The Correct Option is A

Step 1: Convert the times to seconds.
- Pipe-1 fills the tank in 17.5 minutes. To convert this to seconds: \[ \text{Time for Pipe-1} = 17.5 \times 60 = 1050 \, \text{seconds} \] - Pipe-2 fills the tank in 20 minutes. To convert this to seconds: \[ \text{Time for Pipe-2} = 20 \times 60 = 1200 \, \text{seconds} \] Step 2: Calculate the flow rate of each pipe.
- The flow rate of Pipe-1 (liters per second) is: \[ \text{Flow rate of Pipe-1} = \frac{\text{Capacity of tank}}{\text{Time for Pipe-1}} = \frac{C}{1050} \] - The flow rate of Pipe-2 (liters per second) is: \[ \text{Flow rate of Pipe-2} = \frac{\text{Capacity of tank}}{\text{Time for Pipe-2}} = \frac{C}{1200} \] Step 3: Add the flow rates of both pipes.
Both pipes together fill at the rate of 6 liters per second: \[ \frac{C}{1050} + \frac{C}{1200} = 6 \] Step 4: Solve for \(C\).

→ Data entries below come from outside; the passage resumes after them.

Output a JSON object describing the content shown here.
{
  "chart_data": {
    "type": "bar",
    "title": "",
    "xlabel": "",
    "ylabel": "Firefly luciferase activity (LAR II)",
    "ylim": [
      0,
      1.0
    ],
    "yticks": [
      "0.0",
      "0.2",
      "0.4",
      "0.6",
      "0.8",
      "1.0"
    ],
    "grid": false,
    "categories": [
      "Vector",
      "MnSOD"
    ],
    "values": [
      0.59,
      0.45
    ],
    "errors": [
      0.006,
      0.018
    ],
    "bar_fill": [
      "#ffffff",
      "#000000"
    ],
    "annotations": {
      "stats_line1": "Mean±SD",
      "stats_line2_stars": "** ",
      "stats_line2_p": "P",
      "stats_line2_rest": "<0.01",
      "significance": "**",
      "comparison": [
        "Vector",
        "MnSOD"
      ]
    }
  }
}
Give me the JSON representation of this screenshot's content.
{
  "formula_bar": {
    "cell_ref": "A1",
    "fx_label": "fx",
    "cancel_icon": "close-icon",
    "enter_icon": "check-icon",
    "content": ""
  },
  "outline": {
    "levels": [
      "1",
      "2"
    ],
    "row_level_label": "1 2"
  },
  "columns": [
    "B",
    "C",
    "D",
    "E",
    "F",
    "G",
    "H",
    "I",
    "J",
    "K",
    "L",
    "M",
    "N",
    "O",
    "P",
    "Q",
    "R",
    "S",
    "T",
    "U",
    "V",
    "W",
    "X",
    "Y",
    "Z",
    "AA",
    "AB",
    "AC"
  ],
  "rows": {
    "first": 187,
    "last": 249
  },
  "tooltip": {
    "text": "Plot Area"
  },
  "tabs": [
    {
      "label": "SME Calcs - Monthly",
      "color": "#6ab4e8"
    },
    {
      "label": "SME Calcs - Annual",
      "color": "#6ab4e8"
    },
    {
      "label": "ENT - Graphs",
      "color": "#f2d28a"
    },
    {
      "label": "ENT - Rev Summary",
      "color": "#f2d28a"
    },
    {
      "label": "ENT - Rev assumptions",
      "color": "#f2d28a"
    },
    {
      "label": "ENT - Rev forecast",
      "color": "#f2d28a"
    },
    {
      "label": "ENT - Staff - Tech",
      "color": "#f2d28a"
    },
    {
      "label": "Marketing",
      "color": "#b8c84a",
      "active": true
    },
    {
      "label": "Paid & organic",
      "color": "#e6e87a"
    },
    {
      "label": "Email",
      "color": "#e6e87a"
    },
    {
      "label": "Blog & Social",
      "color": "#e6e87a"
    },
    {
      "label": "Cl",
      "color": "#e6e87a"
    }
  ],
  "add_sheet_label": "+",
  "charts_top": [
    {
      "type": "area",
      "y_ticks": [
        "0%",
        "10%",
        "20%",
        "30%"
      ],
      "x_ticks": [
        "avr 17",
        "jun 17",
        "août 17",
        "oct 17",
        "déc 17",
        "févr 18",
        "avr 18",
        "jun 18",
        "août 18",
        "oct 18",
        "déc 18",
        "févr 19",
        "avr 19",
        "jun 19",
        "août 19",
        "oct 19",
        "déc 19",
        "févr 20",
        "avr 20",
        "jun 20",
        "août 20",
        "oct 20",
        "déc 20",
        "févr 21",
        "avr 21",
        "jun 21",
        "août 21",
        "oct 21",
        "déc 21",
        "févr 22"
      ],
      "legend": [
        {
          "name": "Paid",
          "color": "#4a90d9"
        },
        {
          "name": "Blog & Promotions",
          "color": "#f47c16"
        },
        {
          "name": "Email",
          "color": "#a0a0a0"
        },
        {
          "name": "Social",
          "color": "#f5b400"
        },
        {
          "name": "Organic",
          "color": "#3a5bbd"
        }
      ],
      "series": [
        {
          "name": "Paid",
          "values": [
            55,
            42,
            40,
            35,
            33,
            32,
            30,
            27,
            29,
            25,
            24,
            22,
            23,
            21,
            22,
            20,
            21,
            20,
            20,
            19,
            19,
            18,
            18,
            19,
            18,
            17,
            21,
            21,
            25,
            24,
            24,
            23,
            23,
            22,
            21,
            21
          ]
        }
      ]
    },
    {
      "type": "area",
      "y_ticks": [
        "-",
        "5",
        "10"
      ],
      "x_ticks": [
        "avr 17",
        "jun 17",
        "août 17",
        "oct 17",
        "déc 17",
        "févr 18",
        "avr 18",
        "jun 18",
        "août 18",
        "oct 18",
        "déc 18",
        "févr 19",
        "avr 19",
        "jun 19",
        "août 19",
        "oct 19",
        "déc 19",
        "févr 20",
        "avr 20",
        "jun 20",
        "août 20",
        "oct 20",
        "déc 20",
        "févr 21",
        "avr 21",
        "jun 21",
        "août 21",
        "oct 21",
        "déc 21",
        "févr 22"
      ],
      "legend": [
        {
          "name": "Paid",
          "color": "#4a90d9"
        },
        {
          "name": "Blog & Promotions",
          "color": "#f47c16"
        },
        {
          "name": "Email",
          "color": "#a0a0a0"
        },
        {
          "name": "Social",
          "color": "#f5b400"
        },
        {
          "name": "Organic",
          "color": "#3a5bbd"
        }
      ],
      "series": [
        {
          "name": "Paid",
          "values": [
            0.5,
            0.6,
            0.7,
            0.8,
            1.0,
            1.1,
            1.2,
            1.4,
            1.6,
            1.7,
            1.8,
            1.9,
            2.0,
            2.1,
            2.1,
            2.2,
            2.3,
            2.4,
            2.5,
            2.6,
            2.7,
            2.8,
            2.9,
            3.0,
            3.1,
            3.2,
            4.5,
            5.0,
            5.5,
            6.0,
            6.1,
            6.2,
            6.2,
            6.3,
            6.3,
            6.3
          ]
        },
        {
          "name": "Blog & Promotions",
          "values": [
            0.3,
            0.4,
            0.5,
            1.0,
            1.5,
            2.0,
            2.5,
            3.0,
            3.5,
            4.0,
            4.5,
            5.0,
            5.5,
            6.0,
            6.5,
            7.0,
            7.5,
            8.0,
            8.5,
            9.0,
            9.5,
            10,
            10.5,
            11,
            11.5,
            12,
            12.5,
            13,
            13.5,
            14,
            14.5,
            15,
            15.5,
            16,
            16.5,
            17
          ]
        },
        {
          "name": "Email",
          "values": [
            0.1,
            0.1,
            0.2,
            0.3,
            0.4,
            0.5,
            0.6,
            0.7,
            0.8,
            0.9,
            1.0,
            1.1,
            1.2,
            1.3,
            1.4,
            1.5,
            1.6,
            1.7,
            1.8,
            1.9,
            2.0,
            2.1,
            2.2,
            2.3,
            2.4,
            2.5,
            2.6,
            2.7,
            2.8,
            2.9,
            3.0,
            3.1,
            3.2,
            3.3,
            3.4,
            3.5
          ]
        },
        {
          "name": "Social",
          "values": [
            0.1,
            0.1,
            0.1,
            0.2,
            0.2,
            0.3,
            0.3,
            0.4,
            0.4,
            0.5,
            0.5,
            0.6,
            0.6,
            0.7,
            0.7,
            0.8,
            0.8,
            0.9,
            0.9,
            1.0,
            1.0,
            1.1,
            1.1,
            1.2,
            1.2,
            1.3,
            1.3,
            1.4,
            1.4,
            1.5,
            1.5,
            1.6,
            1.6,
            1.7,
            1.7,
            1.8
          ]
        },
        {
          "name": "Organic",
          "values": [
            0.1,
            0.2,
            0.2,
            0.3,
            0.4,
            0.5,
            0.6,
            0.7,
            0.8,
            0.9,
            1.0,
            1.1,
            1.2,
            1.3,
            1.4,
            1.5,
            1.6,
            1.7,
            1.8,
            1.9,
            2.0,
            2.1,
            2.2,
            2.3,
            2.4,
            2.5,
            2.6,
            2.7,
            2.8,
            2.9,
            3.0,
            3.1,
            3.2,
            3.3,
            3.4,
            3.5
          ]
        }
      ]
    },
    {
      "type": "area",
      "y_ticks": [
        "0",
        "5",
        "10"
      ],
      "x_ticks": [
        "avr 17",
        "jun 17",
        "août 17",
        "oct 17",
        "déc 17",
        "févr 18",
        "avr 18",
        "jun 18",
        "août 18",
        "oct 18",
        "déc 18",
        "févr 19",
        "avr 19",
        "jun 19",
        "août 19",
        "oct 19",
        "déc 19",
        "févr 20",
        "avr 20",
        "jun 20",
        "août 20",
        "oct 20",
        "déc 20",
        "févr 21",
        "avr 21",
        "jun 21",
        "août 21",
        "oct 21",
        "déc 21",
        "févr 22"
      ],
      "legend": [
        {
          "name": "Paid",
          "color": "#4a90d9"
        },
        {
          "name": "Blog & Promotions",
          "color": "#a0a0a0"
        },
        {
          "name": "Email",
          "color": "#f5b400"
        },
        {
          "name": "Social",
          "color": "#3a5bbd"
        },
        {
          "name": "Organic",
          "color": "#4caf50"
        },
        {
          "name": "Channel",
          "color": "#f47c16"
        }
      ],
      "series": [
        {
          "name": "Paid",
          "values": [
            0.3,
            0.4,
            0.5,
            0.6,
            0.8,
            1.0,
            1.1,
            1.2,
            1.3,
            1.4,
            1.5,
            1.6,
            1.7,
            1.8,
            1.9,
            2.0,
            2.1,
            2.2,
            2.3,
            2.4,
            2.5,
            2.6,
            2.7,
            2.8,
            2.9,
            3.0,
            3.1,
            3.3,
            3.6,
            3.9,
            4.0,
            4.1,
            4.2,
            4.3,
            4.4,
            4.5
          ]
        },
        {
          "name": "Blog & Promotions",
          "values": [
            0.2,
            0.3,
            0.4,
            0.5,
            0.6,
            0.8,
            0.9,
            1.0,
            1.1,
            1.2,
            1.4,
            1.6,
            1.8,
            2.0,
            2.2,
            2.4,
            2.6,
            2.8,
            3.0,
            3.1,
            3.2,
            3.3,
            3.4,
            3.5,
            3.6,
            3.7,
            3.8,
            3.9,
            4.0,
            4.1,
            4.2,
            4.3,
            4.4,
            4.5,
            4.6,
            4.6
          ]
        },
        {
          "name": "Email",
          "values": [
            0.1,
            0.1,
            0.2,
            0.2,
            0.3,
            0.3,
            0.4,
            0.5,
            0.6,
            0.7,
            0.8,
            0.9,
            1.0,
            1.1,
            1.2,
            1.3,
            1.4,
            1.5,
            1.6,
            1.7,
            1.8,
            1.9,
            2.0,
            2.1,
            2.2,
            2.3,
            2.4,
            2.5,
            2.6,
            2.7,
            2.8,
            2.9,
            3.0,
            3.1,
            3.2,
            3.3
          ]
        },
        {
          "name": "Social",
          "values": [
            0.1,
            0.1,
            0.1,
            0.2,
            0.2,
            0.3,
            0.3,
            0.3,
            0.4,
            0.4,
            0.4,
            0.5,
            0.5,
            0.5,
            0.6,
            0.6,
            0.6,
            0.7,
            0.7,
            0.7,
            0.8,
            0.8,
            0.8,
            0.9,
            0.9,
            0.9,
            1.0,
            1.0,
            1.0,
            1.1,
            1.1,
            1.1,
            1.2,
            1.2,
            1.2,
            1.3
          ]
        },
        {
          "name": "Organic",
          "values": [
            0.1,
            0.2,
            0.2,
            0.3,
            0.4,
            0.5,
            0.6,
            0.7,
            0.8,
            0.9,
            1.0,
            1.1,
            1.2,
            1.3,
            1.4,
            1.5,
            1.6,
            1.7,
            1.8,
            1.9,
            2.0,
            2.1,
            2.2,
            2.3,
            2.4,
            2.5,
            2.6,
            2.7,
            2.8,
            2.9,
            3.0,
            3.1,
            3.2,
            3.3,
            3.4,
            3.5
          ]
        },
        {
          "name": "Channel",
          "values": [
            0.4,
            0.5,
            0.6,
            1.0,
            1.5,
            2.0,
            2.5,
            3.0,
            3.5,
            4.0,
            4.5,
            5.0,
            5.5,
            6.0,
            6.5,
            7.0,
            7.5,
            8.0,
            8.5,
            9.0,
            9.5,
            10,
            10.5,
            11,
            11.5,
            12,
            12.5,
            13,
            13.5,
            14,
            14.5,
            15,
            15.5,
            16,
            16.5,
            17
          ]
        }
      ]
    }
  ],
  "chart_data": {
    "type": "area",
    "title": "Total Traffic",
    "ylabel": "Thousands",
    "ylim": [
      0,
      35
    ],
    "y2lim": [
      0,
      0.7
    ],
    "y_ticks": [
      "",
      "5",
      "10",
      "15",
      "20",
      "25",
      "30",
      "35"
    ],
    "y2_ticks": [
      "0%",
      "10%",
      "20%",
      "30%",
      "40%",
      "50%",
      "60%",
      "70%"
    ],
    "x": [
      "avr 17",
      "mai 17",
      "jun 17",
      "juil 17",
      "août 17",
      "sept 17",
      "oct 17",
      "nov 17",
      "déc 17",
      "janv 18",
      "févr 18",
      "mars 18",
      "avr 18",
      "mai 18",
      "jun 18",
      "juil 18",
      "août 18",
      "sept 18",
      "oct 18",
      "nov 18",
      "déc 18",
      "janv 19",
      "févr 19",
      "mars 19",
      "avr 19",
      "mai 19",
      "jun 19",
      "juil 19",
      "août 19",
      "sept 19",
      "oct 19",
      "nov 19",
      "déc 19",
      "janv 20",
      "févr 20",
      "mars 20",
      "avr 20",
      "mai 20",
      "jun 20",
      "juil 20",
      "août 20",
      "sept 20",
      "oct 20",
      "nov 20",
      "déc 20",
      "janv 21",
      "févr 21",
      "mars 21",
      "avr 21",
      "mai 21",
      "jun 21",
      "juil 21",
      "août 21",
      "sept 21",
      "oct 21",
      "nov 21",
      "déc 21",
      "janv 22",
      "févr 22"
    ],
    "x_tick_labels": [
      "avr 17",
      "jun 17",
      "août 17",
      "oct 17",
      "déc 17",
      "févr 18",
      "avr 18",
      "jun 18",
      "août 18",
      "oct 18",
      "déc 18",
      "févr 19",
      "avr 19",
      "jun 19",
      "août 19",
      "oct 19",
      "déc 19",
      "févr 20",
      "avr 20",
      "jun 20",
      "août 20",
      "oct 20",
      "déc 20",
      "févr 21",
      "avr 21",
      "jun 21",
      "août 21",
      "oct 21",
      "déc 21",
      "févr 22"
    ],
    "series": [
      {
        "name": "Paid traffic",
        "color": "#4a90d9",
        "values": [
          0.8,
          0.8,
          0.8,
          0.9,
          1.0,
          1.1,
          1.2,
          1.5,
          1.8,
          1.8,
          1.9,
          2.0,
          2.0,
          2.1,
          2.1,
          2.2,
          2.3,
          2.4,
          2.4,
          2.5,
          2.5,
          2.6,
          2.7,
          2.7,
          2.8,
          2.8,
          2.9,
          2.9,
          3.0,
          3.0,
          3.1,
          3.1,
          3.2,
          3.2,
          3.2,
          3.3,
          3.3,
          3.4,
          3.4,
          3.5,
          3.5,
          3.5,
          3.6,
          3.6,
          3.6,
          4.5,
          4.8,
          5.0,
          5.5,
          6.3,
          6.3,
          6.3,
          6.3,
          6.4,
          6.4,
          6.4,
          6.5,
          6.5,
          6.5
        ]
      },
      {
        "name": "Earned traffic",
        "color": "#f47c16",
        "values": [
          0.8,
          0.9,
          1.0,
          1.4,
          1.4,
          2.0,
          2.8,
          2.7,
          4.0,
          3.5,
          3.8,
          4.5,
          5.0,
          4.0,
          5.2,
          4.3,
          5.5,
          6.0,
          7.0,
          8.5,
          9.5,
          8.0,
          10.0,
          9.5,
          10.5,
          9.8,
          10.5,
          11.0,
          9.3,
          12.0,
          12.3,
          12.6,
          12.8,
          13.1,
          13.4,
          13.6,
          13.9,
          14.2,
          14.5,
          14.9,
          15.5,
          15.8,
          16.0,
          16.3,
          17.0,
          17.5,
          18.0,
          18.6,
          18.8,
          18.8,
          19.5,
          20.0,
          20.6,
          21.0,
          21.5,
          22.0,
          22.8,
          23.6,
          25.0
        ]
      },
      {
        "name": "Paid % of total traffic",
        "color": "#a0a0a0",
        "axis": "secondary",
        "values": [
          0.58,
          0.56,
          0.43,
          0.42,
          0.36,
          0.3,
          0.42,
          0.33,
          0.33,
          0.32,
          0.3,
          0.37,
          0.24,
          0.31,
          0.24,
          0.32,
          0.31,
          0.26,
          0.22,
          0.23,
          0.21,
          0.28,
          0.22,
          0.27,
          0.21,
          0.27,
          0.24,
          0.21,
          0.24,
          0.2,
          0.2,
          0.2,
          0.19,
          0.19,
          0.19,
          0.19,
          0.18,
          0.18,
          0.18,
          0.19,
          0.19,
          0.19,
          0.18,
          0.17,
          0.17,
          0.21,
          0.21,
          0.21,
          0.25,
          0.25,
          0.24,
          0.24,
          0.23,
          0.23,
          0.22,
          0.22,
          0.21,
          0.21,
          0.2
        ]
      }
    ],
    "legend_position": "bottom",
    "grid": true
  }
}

To solve for \(C\), first find the least common denominator (LCD) of 1050 and 1200. The LCD is 4200, so: \[ \frac{4C}{4200} + \frac{3.5C}{4200} = 6 \] \[ \frac{7.5C}{4200} = 6 \] Multiply both sides by 4200: \[ 7.5C = 25200 \] \[ C = \frac{25200}{7.5} = 3360 \] Step 5: Conclusion.
The capacity of the tank is 3360 liters, which corresponds to option (1).